Tuttavia, la risposta a questo articolo, in particolare da parte di importanti personalità politiche, è stata tutt'altro che incoraggiante. Renate Künast, esponente di spicco del Partito Verde tedesco ed ex Ministro per la Tutela dei Consumatori, criticato L'articolo, insinuando che si trattasse più di un articolo promozionale che di una vera e propria storia di lotta al fumo. La sua reazione riflette un problema più ampio nella politica sanitaria tedesca: la riluttanza a riconoscere i potenziali benefici dello svapo come strumento per smettere di fumare.
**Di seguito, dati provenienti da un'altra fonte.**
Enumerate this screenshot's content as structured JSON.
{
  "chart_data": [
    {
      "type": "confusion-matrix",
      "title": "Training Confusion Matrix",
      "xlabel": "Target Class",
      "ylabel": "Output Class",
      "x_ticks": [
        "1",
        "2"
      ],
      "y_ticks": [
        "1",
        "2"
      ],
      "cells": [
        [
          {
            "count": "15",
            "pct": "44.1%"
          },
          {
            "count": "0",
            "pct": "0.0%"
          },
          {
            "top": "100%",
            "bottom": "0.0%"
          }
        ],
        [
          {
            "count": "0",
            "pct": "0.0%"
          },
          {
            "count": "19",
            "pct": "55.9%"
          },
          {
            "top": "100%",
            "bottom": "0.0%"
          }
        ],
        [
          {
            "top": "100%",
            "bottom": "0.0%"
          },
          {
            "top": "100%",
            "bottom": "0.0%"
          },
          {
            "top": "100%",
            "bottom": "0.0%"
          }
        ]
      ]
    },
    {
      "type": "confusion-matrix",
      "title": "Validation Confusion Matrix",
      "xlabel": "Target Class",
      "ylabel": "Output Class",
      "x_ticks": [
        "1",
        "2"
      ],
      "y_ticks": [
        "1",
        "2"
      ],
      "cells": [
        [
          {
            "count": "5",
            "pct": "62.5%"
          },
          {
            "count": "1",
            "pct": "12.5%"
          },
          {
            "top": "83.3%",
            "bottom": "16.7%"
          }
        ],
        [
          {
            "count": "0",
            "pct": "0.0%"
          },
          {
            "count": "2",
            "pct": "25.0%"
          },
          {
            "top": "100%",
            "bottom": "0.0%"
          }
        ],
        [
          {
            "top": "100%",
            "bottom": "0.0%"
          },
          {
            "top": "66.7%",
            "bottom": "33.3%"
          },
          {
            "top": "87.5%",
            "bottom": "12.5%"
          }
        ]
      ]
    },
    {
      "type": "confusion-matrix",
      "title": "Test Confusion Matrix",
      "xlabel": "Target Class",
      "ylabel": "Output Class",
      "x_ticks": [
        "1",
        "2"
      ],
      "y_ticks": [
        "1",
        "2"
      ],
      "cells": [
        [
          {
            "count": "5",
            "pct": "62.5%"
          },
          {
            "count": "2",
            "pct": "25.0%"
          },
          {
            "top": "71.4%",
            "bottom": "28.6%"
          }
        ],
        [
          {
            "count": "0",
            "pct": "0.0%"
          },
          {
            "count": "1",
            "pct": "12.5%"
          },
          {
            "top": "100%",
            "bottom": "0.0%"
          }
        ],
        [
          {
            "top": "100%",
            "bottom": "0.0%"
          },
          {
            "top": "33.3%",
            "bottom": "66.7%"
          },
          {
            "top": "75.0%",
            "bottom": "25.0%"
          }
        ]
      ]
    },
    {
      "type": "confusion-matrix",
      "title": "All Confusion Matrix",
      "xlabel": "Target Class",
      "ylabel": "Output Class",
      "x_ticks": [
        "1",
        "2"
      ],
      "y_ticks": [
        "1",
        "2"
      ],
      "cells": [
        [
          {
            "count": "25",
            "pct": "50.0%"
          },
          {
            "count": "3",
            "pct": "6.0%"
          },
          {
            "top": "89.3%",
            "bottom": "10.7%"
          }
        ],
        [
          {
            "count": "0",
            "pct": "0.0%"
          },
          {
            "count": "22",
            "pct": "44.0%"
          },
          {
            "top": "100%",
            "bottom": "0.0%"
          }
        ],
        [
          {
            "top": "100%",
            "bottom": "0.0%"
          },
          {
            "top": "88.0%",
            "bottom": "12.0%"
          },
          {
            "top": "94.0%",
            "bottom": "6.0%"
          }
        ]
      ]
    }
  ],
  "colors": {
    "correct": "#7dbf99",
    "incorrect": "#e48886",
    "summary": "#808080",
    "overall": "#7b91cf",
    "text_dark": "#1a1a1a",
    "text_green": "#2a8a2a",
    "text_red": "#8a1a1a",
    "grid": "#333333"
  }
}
Questa posizione è sempre più in contrasto con la crescente mole di prove scientifiche a sostegno dello svapo come metodo efficace per smettere di fumare. Ad esempio, la scorsa settimana, Cochrane La revisione ha ribadito con elevata certezza che le sigarette elettroniche a base di nicotina aiutano più persone a smettere di fumare rispetto alle tradizionali terapie sostitutive della nicotina (NRT). Nonostante ciò, scetticismo e un netto rifiuto persistono nel panorama politico tedesco.

Inoltre, l'Ufficio Nazionale di Statistica del Regno Unito ha efficacemente sfatato la teoria del passaggio, dimostrando che quasi tutti gli svapatori sono fumatori o ex fumatori. Questi dati smentiscono la narrazione secondo cui lo svapo sia un percorso verso il fumo, evidenziandone invece il ruolo nell'aiutare i fumatori a smettere.

La riluttanza della politica sanitaria tedesca ad adottare lo svapo come strumento di riduzione del danno è sempre più problematica, soprattutto se confrontata con i progressi compiuti in altri Paesi. La Svezia, ad esempio, è sul punto di diventare un paese libero dal fumo, in gran parte grazie al suo approccio progressista alla riduzione del danno. Al contrario, la Germania continua a fare i conti con oltre 100.000 decessi correlati al fumo ogni anno.

È giunto il momento di un cambio di paradigma nella politica sanitaria tedesca. Ispirandosi a modelli di successo come quello svedese, la Germania può adottare un approccio più efficace e compassionevole alla cessazione del fumo. Adottare strategie di riduzione del danno, tra cui lo svapo, potrebbe salvare innumerevoli vite e ridurre significativamente l'impatto del fumo sulla salute pubblica.

La storia di Der Spiegel non è solo il successo di un individuo: è un invito all'azione affinché i decisori politici riconsiderino la loro posizione sullo svapo e sulla riduzione del danno. Mentre le prove si accumulano e altre nazioni compiono progressi nella riduzione del tasso di fumo, la Germania non deve arretrare nell'adottare politiche che diano priorità alla salute pubblica e adottino strategie comprovate di riduzione del danno.